Here, in support of their separate motions for summary judgment, the defendants Steven Longo and Lori Bray submitted their deposition testimony that they did not use dock number 31 in 2003, and also submitted their respective leases which expired approximately one month before the injured plaintiff's accident. Thus, Longo and Bray sufficiently demonstrated that they did not own, control, or have possession of the subject dock at the time of the injured plaintiff's accident. The defendants further established that they had no actual or constructive notice of any dangerous condition or defect. They submitted evidentiary proof that nonparty James Bray, while having made repairs to the dock in early 2003, inspected it in August 2003, found no problems, and never received any complaints about the dock's condition. In opposition, the plaintiffs failed to raise a triable issue of fact.

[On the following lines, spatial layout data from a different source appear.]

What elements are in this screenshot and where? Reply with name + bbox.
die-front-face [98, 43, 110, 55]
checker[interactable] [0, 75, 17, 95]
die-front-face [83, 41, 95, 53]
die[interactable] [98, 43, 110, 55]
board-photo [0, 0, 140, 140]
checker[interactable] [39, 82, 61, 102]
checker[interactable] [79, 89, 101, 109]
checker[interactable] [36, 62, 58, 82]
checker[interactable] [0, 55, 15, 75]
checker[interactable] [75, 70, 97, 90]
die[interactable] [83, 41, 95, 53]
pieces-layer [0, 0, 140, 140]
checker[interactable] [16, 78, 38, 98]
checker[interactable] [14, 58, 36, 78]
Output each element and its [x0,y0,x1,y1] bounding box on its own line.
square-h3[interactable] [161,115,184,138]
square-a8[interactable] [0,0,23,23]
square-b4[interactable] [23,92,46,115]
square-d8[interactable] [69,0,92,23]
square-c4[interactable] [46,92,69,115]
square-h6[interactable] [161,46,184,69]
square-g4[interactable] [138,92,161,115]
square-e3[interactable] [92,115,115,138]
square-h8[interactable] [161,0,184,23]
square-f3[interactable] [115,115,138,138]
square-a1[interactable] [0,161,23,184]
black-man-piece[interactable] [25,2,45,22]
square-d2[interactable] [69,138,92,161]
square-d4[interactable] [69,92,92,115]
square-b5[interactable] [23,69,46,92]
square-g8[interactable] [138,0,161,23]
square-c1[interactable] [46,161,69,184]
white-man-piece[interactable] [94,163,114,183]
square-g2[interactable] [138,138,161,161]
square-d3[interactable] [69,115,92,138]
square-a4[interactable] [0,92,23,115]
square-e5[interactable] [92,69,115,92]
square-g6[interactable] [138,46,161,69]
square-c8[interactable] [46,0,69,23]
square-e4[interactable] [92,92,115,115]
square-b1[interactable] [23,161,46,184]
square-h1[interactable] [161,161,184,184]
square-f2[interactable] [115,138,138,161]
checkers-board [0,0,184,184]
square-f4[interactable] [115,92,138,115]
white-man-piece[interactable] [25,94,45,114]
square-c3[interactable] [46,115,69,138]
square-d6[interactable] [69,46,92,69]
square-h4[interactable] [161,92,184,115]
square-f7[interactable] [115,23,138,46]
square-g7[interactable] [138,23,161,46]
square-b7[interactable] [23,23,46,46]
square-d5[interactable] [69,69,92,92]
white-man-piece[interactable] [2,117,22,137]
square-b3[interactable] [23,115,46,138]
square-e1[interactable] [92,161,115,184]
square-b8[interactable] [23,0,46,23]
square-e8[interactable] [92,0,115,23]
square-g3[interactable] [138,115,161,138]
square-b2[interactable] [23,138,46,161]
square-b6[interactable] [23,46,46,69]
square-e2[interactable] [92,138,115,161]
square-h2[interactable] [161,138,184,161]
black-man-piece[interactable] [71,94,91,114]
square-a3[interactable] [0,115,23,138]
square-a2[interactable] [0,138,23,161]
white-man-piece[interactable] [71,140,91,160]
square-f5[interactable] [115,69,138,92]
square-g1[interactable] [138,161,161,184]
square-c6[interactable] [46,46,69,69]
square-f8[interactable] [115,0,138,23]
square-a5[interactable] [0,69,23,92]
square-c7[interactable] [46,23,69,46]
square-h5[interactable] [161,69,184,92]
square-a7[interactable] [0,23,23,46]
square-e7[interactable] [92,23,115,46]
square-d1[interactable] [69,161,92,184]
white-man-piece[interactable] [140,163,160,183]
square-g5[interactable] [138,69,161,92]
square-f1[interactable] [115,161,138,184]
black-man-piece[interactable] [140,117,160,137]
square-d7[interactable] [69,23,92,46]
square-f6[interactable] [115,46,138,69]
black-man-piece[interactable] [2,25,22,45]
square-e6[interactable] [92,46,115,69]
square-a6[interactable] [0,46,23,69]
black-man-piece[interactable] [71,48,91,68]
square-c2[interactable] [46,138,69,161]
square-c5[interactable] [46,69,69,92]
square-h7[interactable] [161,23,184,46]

While the plaintiffs, in opposition, submitted an expert affidavit from Captain Hugh Stephens, it failed to raise a triable issue of fact with respect to the dock's condition, since the expert's opinion was based on speculation. There was no evidence that the expert inspected the dock (see Banks v Freeport Union Free School Dist., 302 AD2d 341, 342 [2003]), and his opinion was based solely on the review of unauthenticated photographs of the collapsed dock (see Hlenski v City of New York, 51 AD3d 974, 975 [2008] [expert opinion failed to raise an issue of fact where the expert relied upon unauthenticated photographs]; Lowenthal v Theodore H. Heidrich Realty Corp., 304 AD2d 725, 726 [2003] [expert opinion based upon unauthenticated photographs was found insufficient to raise a triable issue of fact]; Avella v Jack LaLanne Fitness Ctrs., 272 AD2d 423, 424 [2000] ["affidavit of the plaintiff's expert is of no probative value inasmuch as his opinion was based upon unauthenticated photographs"]).

Moreover, the Supreme Court properly concluded that the plaintiffs failed to establish a claim under General Municipal Law § 205-e. "A police officer seeking to recover under General Municipal Law § 205-e must identify a statute or ordinance with which the defendant failed to comply and must, in addition, set forth facts from which it may be inferred that the defendant's negligence directly or indirectly caused harm to him or her" (Link v City of New York, 34 AD3d 757, 758 [2006], quoting Quinto v New York City Tr. Auth., 7 AD3d 689, 689-690 [2004]; Williams v City of New York, 304 AD2d 562, 563 [2003], affd 2 NY3d 352 [2004]). In this case, the plaintiff relied upon Brookhaven Town Code § 81-10, which sets forth the standards for constructing residential docks and which was enacted after dock number 31 had been erected. Thus, the plaintiffs failed to identify a specific safety standard that was violated by the defendants.

The plaintiffs' remaining contention is without merit. Skelos, J.P., Santucci, Dillon and Covello, JJ., concur.